Lenta e inmemorial, madre del agua
que rindes tu esbeltez a todas cruces.
No caben lágrimas con que unir tus fragmentos.
La soledad te aguarda.
Tu óbolo son sus guiños.

No te vayas ahora,
no te esfumes entre el polvo, los árboles y el sueño.
Acaso la distancia preparó este poema
donde suplico un poco de paz para mis manos.
Inútil tentativa porque sabes construir las figuras
con más gracia.
Como el viento que seca las ropas en mis hilos.
esta es soledad que escribe por mi nombre.
No te vayas, escucha los relojes,
el color de los grillos, la madrugada inmensa.
No dejes que en mis sábanas se extinga tu fantasma.
Donde tal vez pensaste terminado el insomnio
estaba casi extinta
Necesito tus manos para arropar mi sueño.
Quiero apenas un sueño en tanta pesadilla
y necesito arder lenta provocación
al fin mártir o hereje de todas mis orillas.
No te vayas.
Me asustan
la palidez   el sexo.

 Al hijo

Con qué miel envenenada te deshago.
Con qué golpe de gris desapareces
si descolgado, nube, de mis preces,
letal es la tristeza, corto el pago.

Lejana punta de madeja incierta
prisionero del sol, del amarillo
cuando te acercas a besar cuchillos
mi corazón es una reja abierta.

pues de ti es inocente la mordida.
para cualquier distancia, esta tu vida
y en fatal estallido en que te nombro

escucho los relojes en su huida
pretextando mi insania, la caída:
"el hijo es una herida bajo el hombro”

 He de saltar

He de saltar: de piedra seré al fondo.
Cala mi pecho con batir de aurora.
Cuando en picada el sueño penas dora
me sumerjo en el aire, en lo más hondo.

He de saltar.

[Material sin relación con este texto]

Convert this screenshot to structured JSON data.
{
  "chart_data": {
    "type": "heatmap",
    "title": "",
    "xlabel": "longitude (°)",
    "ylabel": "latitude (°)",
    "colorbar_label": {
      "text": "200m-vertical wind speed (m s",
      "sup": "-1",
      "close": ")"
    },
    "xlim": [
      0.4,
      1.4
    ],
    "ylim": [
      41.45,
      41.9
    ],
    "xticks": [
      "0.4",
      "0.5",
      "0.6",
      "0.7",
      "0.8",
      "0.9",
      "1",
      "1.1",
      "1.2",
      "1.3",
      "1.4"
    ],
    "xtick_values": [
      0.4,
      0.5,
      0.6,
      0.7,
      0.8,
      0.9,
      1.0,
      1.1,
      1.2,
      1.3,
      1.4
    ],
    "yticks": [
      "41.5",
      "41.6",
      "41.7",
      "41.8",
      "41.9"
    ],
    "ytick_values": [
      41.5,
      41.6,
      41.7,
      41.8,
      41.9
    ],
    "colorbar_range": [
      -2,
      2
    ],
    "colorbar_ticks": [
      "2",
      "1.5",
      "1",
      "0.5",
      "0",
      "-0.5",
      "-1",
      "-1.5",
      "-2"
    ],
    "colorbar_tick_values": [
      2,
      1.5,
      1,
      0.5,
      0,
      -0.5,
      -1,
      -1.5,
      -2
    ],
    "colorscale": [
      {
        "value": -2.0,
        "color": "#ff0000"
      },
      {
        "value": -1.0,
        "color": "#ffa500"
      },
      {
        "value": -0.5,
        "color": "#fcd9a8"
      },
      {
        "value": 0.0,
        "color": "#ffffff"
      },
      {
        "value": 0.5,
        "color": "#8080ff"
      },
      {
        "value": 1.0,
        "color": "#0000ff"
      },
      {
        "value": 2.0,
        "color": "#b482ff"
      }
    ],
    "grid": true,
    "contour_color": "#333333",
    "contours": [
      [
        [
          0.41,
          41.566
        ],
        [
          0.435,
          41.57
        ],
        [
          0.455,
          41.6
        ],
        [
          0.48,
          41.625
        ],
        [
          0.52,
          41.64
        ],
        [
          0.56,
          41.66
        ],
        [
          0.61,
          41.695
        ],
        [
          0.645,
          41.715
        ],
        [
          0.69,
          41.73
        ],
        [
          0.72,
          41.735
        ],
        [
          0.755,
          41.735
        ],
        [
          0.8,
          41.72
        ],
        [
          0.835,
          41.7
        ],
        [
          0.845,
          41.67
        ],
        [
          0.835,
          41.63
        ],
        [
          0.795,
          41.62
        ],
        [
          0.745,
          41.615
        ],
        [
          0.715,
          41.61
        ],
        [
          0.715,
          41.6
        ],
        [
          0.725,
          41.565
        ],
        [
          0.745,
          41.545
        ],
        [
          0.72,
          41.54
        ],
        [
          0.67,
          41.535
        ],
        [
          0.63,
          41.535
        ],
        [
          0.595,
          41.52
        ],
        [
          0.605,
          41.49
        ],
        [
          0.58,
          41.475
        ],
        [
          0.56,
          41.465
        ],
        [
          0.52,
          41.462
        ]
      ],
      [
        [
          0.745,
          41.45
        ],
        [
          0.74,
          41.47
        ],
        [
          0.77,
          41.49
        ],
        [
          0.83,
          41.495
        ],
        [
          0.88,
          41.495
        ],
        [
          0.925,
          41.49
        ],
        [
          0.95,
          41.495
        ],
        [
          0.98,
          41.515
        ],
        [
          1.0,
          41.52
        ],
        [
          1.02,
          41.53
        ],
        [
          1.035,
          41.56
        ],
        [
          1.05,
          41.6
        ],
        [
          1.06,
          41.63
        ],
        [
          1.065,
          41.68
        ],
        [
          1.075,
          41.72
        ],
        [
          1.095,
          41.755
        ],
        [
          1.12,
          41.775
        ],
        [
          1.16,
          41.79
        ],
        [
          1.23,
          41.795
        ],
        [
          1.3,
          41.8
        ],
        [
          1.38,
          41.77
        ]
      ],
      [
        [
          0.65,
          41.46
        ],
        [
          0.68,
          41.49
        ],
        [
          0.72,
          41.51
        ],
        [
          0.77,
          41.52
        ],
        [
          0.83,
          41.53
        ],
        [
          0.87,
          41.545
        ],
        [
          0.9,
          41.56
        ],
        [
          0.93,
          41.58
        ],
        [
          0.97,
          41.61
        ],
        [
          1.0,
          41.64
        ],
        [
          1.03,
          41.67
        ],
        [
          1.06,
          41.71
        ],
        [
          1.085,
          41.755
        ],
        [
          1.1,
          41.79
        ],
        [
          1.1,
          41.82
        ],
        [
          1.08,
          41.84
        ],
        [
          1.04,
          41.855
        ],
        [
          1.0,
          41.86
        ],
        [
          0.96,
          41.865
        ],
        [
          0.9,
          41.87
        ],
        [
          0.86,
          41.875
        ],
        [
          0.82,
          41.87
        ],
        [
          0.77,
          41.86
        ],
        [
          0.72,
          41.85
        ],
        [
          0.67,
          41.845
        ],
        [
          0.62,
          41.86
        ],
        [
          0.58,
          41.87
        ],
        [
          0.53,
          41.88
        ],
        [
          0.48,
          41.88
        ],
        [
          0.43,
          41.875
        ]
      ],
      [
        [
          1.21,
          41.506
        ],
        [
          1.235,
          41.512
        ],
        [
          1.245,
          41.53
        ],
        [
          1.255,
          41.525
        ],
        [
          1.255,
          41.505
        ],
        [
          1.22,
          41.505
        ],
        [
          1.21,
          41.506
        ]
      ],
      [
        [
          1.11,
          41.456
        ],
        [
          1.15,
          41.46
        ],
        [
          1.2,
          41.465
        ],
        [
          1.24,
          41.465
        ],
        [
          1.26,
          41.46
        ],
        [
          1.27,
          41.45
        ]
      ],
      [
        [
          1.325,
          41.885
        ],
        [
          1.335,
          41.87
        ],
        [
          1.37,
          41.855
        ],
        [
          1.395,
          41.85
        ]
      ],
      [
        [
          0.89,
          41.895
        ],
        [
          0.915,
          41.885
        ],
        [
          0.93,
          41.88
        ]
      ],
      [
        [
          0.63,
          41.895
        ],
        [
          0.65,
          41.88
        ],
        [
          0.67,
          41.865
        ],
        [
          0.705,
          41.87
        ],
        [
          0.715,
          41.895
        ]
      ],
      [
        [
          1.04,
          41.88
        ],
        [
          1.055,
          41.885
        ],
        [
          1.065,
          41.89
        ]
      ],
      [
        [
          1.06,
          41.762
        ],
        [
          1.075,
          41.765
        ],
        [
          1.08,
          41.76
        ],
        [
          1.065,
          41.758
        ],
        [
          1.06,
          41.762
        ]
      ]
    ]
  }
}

De piedra es el destino
con qué atenuar el vértigo y el salto.
Mi corazón reza su adagio, y alto
y claro es el canto, cómodo el camino.

Porque cuando me aguarda la caída
renazco como flor y es desoída
la tenaz ilusión de descansar.

Y reencarnada en el descenso mismo
preparo otra caída a mi espejismo:
 Como arpegio de piedra, he de saltar.

 Donde doy gracias a dios por mis amigos 

                                                   María,  Gipsy, Tundidor y Zoraya
Ellos me alzaron a un pedestal de tierra.
Ya para entonces iba comiéndome la noche,
era solo una tabla flotando en remolino,
cadáver de la risa, blasfemia del oráculo.
Señor, los tengo a ellos:
los viejos, los distintos, los fatales.
Cuando en mis manos arde la soledad del frío
tengo siempre sus hombros a prueba de conquistas.
El viento se pasea en sus cabellos   anda
No saben cuánto temo les toque el sufrimiento.
Señor, nunca les des  hambre de infinito.
Los necesito aquí
para quedarme.
 

 


Teresa Fonseca Valido (Puerto Padre, 1961). Poeta y narradora. Ha obtenido reconocimientos y premios municipales, provinciales, nacionales e internacionales. Aparece en varias antologías en Cuba, España y Venezuela. En el año 2010 publicó el libro de poesía Pecio, por la Editorial Sanlope. Se desempeña  laboralmente como psicóloga.